The risk of appearing thirsty in a public forum is real, however, as Lindsay Lohan found out last year. She was accused of hitting on newly-single Liam Hemsworth via Instagram after she left a prayer hands emoji on some surfing photos he posted. Lohan later attributed the comment to her work with a surf therapy organization in Australia, but her attacks on Hemsworth's ex-wife Miley Cyrus during the same period suggested otherwise.

Then there was New York Islanders hockey star Anthony Beauvillier, who saw fit to tweet "Hi" at Anna Kendrick in December. After he received no reply, Twitter hilariously stepped in and acted as wingman, publicly thanking Beauvillier for performing increasingly ridiculous (and obviously false) feats. These included performing open heart surgery, rescuing people from burning buildings and saving the world from errant asteroids. It may not have got him a date, but Kendrick at least got a laugh out of it.

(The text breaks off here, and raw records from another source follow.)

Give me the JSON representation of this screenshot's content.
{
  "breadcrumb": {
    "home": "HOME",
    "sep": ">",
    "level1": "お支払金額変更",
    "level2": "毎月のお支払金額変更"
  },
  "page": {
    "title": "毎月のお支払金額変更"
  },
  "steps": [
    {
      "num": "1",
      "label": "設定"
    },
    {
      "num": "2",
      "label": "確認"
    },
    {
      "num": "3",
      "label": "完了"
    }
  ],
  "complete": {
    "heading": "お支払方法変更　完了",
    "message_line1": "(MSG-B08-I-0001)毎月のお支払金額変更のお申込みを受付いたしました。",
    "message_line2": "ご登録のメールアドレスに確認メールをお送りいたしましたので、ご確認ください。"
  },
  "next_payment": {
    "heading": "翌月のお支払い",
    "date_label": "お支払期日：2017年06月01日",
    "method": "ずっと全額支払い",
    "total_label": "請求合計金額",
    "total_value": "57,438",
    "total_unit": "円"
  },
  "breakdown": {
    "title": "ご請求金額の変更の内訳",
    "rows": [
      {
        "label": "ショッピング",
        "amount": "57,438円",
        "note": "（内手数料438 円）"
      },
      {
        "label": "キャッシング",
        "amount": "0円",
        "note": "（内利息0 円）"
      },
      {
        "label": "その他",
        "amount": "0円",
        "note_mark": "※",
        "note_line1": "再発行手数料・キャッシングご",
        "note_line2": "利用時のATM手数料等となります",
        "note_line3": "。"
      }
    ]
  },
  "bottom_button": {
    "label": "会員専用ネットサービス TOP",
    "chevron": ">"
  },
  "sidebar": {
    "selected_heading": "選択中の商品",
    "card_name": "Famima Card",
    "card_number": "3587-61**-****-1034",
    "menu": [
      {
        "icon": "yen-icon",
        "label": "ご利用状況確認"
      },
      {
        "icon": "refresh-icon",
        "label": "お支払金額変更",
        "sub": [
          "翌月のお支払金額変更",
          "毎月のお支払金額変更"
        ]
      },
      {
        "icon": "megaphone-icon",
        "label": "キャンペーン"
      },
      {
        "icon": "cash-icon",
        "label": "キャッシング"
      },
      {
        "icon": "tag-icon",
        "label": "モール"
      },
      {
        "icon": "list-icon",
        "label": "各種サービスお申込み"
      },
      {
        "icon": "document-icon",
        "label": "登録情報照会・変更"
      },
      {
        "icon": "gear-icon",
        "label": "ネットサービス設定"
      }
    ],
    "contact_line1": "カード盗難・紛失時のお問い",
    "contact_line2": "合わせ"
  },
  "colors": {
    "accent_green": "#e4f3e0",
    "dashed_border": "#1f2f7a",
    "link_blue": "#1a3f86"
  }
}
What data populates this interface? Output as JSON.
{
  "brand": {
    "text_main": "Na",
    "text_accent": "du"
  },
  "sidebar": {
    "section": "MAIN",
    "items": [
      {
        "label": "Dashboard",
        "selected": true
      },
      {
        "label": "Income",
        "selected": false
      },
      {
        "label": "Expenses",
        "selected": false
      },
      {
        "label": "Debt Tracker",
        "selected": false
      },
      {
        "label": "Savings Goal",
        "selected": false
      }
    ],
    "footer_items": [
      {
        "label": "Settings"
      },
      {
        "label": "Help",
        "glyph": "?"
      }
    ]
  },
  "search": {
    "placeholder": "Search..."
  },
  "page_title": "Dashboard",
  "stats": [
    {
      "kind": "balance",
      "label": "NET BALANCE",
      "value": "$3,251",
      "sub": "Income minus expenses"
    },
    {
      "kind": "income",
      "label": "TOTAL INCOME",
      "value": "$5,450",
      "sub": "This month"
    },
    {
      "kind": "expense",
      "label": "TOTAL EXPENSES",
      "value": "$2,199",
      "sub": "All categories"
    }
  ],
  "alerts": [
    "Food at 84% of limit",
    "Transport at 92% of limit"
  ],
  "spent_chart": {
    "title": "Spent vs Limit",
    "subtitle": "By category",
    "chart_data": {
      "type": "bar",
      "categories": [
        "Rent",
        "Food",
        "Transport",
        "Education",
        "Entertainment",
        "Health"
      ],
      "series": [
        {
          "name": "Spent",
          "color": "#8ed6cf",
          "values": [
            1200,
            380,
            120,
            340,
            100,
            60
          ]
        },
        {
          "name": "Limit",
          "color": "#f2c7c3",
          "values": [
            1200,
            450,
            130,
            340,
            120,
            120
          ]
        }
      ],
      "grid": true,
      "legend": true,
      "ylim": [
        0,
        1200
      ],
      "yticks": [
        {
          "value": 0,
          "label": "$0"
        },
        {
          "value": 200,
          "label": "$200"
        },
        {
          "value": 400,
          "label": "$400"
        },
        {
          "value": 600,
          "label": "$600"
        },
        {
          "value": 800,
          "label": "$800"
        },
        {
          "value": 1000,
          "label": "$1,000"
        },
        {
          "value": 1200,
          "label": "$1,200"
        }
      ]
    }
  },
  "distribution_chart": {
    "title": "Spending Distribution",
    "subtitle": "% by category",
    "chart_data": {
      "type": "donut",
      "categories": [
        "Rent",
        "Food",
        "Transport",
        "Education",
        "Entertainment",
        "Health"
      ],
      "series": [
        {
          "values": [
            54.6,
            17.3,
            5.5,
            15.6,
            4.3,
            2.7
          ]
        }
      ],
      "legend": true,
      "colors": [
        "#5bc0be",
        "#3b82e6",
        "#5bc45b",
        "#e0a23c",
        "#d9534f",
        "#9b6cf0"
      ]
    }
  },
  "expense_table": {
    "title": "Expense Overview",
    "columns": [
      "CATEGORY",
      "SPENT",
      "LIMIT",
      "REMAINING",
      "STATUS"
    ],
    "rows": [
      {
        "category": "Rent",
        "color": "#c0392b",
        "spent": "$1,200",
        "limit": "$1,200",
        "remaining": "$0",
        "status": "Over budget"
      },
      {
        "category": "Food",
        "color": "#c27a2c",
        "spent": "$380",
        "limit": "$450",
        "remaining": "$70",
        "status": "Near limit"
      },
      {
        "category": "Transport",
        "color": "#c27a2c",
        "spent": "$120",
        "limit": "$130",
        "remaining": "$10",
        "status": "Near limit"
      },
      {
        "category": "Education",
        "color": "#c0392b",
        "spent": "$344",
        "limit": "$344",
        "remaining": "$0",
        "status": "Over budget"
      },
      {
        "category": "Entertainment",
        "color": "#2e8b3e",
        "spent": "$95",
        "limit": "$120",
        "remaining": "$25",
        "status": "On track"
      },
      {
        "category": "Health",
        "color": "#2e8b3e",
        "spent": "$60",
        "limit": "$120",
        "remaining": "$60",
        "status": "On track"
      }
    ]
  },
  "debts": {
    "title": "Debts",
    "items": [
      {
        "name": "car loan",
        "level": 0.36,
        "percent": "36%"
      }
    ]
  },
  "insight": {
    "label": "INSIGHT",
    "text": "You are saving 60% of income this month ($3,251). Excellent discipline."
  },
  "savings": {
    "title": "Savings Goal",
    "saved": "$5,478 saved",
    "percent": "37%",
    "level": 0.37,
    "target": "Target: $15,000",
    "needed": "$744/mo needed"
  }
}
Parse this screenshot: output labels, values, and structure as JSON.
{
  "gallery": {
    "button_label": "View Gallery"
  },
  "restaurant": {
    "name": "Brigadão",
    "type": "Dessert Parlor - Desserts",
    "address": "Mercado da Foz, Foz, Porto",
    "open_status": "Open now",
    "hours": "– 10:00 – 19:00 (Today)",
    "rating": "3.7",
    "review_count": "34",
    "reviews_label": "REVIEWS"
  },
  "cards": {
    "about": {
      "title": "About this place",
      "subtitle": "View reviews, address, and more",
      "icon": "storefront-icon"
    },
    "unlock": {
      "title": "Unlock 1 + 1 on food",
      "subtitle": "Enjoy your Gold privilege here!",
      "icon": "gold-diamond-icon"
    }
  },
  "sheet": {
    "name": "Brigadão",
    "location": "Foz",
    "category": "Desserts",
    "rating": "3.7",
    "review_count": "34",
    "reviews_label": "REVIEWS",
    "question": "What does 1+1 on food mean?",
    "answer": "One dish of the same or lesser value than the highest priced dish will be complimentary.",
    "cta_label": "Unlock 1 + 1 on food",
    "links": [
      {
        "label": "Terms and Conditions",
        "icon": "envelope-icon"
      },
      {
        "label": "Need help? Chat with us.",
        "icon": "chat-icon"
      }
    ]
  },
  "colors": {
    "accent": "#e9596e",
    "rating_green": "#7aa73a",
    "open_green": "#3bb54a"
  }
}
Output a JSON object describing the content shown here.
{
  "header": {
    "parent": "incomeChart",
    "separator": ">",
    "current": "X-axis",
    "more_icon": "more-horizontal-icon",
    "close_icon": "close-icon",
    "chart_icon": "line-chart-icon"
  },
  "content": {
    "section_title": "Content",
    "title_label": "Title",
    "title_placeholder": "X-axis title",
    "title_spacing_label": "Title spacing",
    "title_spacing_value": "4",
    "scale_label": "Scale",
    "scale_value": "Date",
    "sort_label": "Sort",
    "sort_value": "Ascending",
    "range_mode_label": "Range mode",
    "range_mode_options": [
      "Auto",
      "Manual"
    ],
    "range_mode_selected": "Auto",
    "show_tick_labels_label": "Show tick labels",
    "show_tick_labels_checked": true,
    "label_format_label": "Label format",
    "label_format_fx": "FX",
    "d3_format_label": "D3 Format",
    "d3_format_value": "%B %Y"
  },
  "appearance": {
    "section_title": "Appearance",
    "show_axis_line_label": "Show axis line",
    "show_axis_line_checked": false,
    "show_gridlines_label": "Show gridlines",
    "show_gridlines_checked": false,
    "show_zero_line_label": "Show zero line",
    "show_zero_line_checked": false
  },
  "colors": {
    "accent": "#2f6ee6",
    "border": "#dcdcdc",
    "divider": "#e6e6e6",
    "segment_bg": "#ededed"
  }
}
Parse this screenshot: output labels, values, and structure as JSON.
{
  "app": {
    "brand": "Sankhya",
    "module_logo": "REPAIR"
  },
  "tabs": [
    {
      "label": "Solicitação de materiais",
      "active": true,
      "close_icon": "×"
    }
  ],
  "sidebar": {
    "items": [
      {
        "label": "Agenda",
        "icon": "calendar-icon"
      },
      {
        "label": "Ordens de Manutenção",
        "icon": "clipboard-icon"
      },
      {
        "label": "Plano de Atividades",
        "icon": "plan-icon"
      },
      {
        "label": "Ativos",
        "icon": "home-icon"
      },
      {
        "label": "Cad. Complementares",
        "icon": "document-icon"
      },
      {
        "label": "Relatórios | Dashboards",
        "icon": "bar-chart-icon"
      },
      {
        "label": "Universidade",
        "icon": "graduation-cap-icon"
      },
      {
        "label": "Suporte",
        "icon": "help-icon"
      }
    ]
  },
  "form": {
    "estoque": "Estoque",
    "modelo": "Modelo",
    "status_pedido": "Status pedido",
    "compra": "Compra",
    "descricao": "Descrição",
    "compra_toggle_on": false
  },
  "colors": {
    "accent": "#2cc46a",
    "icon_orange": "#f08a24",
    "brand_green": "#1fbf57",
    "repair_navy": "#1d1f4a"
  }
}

A 2019 study by Stanford University sociology professor Michael Rosenfeld showed that the days of meeting spouses through family have been in decline since 1940, and meeting through friends has been on the way out since 1995. In other words, famous or not, we're all basically on our own when it comes to making romance happen. So next time you're complaining about your latest batch of matches, take a moment to think about the poor famous people still trying to get dates with regular Joes.

They may be prettier and richer than the rest of us, but they're impossibly conspicuous.